Four braces? {{{{...
I think this has to be a frozen set within a frozen set.
More?
The outer one is a dict if an odd number of braces, everything else is a frozen set.
Obviously, the more complex cases get less visually clear, but
they are not common cases
they are still unambigous
And will often be made clearer by
the placement of closing brackets
decent syntax highlighting
We previously discussed this here: Alternative call syntax. So, maybe those posts should be moved here?
Very true. Currently a set literal starts out with BUILD_SET instruction, its value is then loaded onto the stack as a frozenset constant from co_consts and finally an addtional SET_UPDATE instruction has to be performed to convert it to a set. Defining sets that don’t need to be mutated as frozensets can save the overhead of this conversion.
from dis import dis
def f():
s = {1, 2, 3}
dis(f)
outputs:
2 RESUME 0
3 BUILD_SET 0 <= can be skipped with s = {{1, 2, 3}}
LOAD_CONST 1 (frozenset({1, 2, 3}))
SET_UPDATE 1 <= can be skipped with s = {{1, 2, 3}}
STORE_FAST 0 (s)
RETURN_CONST 0 (None)
Yes, the current frozenset defintion is needlessly inefficient in that it first gets loaded as a frozenset constant, then gets converted to a mutable set, and finally gets converted back to a frozenset with a call to frozenset, when the first step would’ve been sufficient.
Such syntax is already legal Python, even though it will always raise a TypeError: you are building a set taking a single element, which is also a set.
For new syntax you will need to come up with something that was not legal Python before.
Why is that a problem? You can’t make {'a', 'b', 'c'} hashable, like you can’t add new methods to string literals. So this would only be useful in code golf, which we don’t care about.
But you are still technically breaking backward compatibility policy, even though the breakage here is largely theoretical.

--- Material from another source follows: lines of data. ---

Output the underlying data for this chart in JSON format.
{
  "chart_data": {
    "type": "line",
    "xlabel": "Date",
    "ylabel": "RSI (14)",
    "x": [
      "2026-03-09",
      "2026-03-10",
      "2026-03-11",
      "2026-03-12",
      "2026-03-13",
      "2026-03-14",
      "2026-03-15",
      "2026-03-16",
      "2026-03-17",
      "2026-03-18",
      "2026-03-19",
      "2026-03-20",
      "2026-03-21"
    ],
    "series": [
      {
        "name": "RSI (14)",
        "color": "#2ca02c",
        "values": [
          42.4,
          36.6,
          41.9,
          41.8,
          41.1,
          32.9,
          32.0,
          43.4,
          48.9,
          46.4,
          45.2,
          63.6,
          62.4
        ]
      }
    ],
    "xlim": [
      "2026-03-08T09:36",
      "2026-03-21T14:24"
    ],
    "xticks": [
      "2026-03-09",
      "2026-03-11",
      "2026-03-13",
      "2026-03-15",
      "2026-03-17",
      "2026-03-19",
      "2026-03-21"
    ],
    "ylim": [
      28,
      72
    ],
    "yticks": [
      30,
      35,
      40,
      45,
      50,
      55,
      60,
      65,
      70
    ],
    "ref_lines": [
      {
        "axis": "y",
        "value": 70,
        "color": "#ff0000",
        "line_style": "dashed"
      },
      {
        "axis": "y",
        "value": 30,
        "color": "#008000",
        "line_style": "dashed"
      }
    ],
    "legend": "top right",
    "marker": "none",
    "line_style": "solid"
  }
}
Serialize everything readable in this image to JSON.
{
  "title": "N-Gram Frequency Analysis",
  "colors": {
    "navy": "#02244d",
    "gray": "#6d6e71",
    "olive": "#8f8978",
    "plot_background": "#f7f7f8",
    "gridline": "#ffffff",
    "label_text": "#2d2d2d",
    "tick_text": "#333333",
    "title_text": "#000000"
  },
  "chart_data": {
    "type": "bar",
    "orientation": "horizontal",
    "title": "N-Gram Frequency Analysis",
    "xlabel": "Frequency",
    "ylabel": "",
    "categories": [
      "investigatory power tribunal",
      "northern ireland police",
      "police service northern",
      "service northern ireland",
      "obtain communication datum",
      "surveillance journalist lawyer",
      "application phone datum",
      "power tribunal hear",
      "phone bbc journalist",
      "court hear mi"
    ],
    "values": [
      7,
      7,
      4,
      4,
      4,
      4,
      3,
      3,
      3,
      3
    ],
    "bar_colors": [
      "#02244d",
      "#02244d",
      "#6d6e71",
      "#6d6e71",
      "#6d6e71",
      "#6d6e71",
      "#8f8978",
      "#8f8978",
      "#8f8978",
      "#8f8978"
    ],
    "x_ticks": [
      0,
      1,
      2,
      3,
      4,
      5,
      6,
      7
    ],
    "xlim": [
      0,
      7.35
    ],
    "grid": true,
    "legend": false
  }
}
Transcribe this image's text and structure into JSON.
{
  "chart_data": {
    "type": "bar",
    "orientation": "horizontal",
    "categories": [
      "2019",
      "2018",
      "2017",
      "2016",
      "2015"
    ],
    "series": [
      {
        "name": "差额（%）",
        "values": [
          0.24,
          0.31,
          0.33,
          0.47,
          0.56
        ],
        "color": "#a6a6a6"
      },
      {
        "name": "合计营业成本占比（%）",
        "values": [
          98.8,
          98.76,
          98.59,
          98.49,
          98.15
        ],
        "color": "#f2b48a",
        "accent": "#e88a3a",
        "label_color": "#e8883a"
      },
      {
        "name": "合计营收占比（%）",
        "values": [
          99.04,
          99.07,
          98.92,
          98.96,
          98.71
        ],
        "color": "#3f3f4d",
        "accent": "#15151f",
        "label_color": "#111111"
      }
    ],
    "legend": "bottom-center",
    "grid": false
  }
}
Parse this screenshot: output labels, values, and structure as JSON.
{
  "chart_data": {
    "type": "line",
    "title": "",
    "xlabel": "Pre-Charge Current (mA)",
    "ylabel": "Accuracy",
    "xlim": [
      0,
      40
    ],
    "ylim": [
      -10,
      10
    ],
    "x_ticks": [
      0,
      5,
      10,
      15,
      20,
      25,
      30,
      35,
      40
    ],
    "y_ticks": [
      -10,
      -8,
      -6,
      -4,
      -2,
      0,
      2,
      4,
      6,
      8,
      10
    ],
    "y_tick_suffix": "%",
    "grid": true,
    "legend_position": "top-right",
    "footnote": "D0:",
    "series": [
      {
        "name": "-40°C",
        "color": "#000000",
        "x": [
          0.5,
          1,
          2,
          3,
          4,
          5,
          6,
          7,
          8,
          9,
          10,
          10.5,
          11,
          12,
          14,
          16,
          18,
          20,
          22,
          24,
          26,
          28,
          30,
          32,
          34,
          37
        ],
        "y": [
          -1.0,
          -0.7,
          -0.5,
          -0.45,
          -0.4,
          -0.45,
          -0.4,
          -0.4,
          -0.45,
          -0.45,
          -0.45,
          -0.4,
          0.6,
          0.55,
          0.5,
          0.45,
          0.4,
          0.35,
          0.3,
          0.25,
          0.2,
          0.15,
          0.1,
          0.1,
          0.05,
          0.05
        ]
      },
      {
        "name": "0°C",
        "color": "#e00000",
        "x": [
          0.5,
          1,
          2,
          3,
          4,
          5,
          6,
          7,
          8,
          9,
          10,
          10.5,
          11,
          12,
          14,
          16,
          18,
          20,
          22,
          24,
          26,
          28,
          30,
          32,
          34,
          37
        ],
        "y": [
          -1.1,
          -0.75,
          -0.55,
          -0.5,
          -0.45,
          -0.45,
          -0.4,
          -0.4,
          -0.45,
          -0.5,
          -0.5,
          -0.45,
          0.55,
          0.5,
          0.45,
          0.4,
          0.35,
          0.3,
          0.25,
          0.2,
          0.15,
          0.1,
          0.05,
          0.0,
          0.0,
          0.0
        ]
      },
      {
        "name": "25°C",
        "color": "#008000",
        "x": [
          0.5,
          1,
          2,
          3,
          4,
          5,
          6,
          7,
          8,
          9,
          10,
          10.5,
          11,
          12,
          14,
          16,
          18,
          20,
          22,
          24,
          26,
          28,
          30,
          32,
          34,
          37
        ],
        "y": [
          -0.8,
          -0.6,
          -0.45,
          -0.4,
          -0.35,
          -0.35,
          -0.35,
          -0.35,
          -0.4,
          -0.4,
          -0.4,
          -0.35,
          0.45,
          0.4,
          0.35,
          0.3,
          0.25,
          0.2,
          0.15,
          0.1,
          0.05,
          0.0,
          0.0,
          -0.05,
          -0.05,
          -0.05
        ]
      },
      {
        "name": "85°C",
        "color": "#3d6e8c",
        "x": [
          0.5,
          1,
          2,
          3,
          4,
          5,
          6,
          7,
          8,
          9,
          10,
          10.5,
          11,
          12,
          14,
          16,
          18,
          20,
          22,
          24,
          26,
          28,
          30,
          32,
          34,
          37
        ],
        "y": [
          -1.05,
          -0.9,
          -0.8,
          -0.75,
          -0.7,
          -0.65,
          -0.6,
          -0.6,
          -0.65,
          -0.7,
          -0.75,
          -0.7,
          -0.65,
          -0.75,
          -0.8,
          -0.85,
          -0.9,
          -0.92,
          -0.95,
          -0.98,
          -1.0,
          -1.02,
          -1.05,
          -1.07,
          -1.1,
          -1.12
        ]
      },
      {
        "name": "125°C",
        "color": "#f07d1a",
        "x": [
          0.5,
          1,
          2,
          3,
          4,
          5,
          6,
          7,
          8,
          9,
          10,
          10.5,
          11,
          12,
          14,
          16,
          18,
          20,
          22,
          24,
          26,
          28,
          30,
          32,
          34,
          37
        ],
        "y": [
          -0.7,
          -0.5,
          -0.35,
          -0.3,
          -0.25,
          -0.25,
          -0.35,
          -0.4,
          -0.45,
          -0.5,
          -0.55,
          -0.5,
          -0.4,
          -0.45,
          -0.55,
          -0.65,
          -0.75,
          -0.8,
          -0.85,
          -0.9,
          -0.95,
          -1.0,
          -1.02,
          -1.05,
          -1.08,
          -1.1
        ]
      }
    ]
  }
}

My point is that, if you look at the new syntax introduced in the past 10 years, it was always something that was not legal Python before (PEP 695, PEP 701, PEP 654, PEP 634, PEP 572, PEP 498, PEP 515, PEP 526…).
IMO frozen set literals have benefits, mostly because the compiler would be able to optimize them in some cases, like what is done for tuples (constant folding, lookup optimization). The current ability to shadow the frozenset builtin prevents the compiler from doing that now.
In terms of syntax, I think a prefix would make more sense, like f{2, 3} or else.
Just make the syntax foobar{...} mean foobar(...) except that foobar refers to the built-in. Then the human and the interpreter can both be sure the built-in gets used and the interpreter can optimize frozenset, all, any, etc accordingly. (I’m ~99% joking.)